[tor-dev] Brainstorming about steganographic transports
david at bamsoftware.com
Thu Jul 26 04:18:37 UTC 2012
This is a summary of some discussion among developers of pluggable
transports about steganographic channels and deriving them from protocol
grammars. Two things prompted the discussion:
* A program called appid, http://code.google.com/p/appid/ , which
compiles simple protocol specifications into big regular expressions
and uses them to classify network streams. Supported protocols are
https://code.google.com/p/appid/source/browse/trunk/apps ; a sample is
https://code.google.com/p/appid/source/browse/trunk/apps/afs . Roger
suggested to make a program that takes one of these specifications and
embeds data within a stream that appid will classify as the chosen
* This paper:
"Provably Secure Steganography"
The authors define a "channel" as a probability distribution on
sequences. You can think of a channel as something that answers "given
this prior history of packets, what are the possible next packets and
their probabilities?" or even as an oracle that merely allows sampling
this distribution. They show a method of steganographically encoding a
bit within a channel such that that a passive adversary cannot
distinguish it from "normal" traffic (Sec. 4.1 and Fig. 1). For the
topics we were talking about, the most important sections to read are
2 and 4.1.
You can embed data in a string that will match a given regular
expression by constructing a DFA (http://swtch.com/~rsc/regexp/regexp1.html)

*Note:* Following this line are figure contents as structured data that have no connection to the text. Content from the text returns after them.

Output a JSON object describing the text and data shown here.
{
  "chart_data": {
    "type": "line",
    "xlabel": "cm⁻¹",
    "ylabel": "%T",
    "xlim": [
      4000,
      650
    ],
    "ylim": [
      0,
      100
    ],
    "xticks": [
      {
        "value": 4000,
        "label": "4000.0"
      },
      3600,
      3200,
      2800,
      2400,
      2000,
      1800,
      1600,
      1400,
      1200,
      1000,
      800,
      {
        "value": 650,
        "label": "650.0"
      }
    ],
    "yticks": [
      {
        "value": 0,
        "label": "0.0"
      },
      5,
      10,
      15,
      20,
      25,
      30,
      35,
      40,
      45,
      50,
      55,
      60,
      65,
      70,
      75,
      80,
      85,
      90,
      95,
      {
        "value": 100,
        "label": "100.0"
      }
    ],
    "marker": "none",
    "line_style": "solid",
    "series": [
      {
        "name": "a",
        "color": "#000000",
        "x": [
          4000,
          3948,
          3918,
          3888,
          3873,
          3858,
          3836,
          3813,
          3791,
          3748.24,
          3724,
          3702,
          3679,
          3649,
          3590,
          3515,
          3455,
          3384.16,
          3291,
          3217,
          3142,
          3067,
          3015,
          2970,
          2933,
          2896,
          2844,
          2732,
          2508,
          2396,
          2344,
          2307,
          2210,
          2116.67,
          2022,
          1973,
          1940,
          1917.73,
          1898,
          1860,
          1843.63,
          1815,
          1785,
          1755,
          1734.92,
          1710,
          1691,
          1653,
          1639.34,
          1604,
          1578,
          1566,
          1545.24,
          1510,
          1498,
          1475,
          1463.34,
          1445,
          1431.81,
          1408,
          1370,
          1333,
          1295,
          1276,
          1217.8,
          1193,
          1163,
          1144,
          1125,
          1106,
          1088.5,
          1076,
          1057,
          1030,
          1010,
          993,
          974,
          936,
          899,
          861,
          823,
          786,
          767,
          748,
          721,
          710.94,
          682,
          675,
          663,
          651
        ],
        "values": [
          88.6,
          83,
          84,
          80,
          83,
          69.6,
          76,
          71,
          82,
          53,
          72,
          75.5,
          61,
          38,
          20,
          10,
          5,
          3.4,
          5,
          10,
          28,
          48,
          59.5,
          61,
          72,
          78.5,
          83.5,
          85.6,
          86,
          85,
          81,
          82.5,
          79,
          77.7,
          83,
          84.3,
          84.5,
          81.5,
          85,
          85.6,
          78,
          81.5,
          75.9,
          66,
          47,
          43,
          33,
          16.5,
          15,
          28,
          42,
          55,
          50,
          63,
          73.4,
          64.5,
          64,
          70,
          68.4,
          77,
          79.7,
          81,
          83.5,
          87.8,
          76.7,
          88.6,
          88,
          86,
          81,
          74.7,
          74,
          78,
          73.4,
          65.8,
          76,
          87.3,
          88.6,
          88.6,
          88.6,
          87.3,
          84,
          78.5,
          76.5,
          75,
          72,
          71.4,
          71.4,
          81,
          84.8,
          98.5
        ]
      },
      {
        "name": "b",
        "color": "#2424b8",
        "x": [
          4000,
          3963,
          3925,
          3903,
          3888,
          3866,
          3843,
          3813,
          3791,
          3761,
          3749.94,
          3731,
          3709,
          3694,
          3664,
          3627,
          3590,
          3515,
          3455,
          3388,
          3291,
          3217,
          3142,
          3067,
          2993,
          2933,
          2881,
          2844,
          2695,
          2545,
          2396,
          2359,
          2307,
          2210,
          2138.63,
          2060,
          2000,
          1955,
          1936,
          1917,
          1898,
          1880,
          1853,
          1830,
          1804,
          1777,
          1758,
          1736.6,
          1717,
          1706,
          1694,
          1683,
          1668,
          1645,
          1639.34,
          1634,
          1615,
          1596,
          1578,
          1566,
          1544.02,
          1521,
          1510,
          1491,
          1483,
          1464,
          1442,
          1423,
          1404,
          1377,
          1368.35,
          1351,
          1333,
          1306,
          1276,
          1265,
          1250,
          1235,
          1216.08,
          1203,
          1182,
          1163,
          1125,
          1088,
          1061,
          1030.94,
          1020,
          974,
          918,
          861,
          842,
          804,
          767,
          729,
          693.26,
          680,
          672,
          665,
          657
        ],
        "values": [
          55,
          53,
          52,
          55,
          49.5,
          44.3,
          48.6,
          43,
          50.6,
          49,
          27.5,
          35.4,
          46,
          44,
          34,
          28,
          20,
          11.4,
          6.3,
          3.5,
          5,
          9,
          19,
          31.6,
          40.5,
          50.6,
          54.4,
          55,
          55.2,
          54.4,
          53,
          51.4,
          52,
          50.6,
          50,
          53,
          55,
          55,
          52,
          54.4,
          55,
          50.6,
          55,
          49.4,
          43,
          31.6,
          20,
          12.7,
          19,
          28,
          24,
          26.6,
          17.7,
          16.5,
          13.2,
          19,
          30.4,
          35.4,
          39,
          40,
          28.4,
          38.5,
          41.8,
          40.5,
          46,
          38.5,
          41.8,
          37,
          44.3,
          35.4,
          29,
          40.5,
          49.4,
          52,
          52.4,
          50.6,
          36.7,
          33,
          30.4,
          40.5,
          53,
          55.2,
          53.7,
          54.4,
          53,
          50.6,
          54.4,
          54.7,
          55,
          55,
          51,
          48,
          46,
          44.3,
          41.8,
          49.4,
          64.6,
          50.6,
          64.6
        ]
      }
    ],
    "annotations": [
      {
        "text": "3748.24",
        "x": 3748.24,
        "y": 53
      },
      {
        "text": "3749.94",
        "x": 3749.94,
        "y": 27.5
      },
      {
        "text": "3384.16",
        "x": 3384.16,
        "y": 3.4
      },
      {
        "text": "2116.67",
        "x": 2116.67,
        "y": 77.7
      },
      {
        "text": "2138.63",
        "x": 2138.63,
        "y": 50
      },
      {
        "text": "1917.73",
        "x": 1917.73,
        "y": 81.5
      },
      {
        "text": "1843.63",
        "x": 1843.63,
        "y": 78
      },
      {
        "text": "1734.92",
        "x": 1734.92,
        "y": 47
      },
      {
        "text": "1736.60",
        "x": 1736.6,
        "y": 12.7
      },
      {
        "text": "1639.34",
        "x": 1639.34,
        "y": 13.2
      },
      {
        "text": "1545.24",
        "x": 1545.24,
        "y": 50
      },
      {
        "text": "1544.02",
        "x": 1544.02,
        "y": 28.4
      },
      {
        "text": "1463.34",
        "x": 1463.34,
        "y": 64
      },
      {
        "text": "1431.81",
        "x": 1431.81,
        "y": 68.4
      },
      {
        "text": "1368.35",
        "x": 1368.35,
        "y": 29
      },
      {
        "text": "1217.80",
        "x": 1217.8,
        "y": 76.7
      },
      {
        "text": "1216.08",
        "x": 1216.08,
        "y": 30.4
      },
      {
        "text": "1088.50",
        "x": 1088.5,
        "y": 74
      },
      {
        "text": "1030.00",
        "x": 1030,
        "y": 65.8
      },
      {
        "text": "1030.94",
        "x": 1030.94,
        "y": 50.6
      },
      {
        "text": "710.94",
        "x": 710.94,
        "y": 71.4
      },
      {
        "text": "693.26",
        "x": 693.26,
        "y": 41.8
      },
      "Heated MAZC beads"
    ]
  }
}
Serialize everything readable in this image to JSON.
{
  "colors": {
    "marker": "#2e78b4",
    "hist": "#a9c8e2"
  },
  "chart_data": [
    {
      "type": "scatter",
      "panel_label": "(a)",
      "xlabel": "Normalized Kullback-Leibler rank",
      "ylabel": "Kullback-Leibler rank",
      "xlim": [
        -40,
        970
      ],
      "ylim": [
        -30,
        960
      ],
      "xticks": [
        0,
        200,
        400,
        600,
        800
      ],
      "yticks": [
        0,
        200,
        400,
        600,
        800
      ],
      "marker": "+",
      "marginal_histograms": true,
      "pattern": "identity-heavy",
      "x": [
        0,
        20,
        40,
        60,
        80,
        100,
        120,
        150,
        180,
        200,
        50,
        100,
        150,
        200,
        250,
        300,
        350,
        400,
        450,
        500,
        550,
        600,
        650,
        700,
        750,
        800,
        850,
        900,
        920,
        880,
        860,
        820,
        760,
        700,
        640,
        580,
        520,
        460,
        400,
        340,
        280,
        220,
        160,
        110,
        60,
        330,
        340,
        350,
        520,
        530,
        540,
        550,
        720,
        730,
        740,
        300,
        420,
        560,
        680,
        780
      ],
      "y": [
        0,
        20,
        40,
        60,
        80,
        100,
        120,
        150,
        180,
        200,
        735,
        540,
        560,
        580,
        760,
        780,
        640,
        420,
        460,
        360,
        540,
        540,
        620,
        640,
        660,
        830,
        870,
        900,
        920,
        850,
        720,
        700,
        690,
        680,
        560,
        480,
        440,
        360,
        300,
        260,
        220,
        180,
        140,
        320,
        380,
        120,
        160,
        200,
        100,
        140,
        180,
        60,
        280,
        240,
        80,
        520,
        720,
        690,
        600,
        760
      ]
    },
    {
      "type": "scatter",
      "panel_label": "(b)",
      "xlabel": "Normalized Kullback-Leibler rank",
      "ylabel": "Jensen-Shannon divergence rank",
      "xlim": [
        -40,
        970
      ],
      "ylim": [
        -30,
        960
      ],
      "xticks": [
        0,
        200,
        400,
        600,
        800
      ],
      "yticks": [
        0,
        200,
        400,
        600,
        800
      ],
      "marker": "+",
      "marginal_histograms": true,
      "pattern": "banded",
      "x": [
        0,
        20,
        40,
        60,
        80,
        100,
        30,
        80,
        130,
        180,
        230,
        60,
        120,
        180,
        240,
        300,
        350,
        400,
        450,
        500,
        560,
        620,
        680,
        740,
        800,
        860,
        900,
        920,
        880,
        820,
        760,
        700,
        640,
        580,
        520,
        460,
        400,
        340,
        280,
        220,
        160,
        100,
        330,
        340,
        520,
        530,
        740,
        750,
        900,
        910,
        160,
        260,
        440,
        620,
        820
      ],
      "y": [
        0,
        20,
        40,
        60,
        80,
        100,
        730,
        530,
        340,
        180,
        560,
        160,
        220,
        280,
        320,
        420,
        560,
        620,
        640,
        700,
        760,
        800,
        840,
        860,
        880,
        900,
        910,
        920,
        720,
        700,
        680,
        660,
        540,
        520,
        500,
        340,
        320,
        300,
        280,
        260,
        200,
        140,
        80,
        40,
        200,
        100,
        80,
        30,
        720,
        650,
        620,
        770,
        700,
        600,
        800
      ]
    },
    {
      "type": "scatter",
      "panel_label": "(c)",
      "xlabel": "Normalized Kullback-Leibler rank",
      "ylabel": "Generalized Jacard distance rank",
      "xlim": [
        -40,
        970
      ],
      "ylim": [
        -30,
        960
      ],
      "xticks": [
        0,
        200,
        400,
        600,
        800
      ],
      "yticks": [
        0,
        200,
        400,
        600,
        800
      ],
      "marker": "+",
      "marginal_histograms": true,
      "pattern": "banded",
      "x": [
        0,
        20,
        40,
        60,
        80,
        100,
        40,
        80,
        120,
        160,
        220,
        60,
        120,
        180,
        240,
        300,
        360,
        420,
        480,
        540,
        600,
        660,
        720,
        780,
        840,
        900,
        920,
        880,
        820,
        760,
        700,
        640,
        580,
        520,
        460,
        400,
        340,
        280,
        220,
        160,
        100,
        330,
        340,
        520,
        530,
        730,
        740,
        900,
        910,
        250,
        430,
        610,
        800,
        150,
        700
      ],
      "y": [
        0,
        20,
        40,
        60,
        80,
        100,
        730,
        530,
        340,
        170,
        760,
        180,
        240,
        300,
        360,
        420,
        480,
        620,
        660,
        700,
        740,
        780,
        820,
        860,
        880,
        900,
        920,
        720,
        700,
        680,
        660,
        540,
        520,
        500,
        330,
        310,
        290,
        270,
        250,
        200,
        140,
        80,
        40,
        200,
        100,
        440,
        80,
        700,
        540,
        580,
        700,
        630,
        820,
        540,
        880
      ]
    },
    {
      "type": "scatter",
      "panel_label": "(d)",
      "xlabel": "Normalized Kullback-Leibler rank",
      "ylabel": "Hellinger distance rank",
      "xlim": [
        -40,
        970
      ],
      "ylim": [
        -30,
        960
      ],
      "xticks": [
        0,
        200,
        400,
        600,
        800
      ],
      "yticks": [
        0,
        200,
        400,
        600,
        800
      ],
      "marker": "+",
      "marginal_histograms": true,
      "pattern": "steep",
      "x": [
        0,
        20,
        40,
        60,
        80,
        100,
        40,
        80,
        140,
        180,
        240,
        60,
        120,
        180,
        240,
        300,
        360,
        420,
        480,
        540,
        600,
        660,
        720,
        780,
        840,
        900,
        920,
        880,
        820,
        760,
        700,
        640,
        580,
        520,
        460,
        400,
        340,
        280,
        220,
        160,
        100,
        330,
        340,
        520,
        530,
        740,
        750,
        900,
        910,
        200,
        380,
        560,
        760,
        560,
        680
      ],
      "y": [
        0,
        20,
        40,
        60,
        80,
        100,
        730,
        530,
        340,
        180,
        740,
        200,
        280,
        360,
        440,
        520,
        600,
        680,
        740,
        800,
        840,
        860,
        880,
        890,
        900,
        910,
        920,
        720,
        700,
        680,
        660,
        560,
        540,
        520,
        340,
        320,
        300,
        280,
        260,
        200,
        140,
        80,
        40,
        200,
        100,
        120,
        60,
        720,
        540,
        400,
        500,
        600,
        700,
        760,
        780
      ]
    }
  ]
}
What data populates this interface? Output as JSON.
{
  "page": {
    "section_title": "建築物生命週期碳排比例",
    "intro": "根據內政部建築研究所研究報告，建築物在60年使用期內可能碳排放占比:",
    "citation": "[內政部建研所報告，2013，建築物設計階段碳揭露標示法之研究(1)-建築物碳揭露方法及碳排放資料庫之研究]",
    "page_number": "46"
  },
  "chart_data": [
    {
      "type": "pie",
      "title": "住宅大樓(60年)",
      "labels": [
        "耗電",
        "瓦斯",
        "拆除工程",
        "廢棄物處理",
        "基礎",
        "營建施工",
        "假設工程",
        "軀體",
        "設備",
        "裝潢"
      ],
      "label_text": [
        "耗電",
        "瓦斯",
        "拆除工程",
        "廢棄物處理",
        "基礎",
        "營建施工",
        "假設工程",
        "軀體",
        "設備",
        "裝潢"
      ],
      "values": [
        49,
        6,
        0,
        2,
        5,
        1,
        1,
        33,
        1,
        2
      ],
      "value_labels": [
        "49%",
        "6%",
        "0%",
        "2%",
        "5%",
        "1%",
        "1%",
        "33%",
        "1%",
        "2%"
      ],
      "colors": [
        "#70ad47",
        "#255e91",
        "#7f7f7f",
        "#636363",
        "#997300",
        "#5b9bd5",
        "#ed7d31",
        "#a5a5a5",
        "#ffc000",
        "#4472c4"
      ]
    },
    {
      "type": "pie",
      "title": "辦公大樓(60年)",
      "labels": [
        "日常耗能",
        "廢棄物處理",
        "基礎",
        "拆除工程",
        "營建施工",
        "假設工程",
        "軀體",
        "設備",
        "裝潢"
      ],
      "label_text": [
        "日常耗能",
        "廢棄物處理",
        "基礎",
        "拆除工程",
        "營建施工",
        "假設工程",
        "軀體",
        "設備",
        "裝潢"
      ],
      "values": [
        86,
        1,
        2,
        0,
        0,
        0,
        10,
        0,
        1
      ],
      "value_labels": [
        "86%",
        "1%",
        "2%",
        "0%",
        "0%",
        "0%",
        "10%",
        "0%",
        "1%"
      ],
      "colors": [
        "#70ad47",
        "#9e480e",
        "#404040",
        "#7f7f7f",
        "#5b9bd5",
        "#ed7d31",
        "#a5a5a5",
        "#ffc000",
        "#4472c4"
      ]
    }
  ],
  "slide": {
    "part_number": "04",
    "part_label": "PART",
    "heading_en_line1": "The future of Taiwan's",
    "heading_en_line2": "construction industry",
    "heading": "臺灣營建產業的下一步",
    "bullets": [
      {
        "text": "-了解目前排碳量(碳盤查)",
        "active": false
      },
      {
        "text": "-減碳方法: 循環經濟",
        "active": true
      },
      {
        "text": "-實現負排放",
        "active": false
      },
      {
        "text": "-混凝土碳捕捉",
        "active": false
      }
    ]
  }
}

and walking it state by state, choosing state transition edges so as to
encode something. For example, if there are two outgoing edges from a
state, which one you choose can encode a bit. Many of the appid
signatures contain any* blocks that can straightforwardly encode bytes.
An example of this idea is the regular expression /^(ab*[cd])+/. The b*
lets us encode one bit (say "" = 0 and "b" = 1), and the choice of c or
d allows another bit ("c" = 0 and "d = 1). We could send the message
00110001 as "acabdacad".
This idea can really be thought of an application of the paper. A
regular expression defines a probabilistic channel if we assign
probabilties to edge transitions, which we may do uniformly. So, for
example, with the regular expression given above, the first byte is 'a'
with probability 1. The second byte is 'b' with probability 0.5, 'c'
with probability 0.25, and 'c' with probability 0.25. But we see how a
channel is sensitive to history: if the string so far is "ab", then the
next byte may be 'c' or 'd'; but if the string so far is "ac", then the
next byte must be 'a' (or EOF).
We can use appid-like signatures to make steganographic channels, if we
assume that the signatures are a realistic reflection of actual use of
the protocols. But: this relies critically on the accuracy of the model.
(Specifically, does it match the censor's model? If he uses simple
regular expressions for blocking, then we win; if not, then we probably
lose.) Robert Ransom gave the example of a model of HTTP using just the
syntax; i.e. using RFC 2616 as the definition of a channel. Such a thing
would not only not look like real-world HTTP, but would be broken easily
by proxies that rearrange headers, for example.
rransom also suggested a way to use arithmetic encoding to obfuscate a
stream using a probabilistic model of a protocol; I'll quote him in
* send it through an arithmetic-code encoder, using a model which
contains a (low-probability) 'pad' symbol;
* encrypt it with a stream cipher;
* send it through an arithmetic-code decoder, using a model which
matches the 'cover protocol' (the protocol you are trying to mimic).
David (yours truly) wants to write or help write a simple pluggable
transport derived from regular-expression signatures, even with the
limitations shown above. Client and relay would need matching signature
models. For the same of simplicity, it will only seek to match the given
signature, and not be indistinguishable in the strong sense mentioned
above. It won't do symmetric encryption of the underlying TLS (or if it
does, will use a fixed key). It won't use the constructions from the
Provably Secure Steganography paper, rather it will just encode its
stream directly in DFA edge transitions. I think it will be interesting
to see 1) how far a simple system can get us, and 2) what additional
changes we would have to make to be provably secure against censors
using more sophisticated computational models than regex.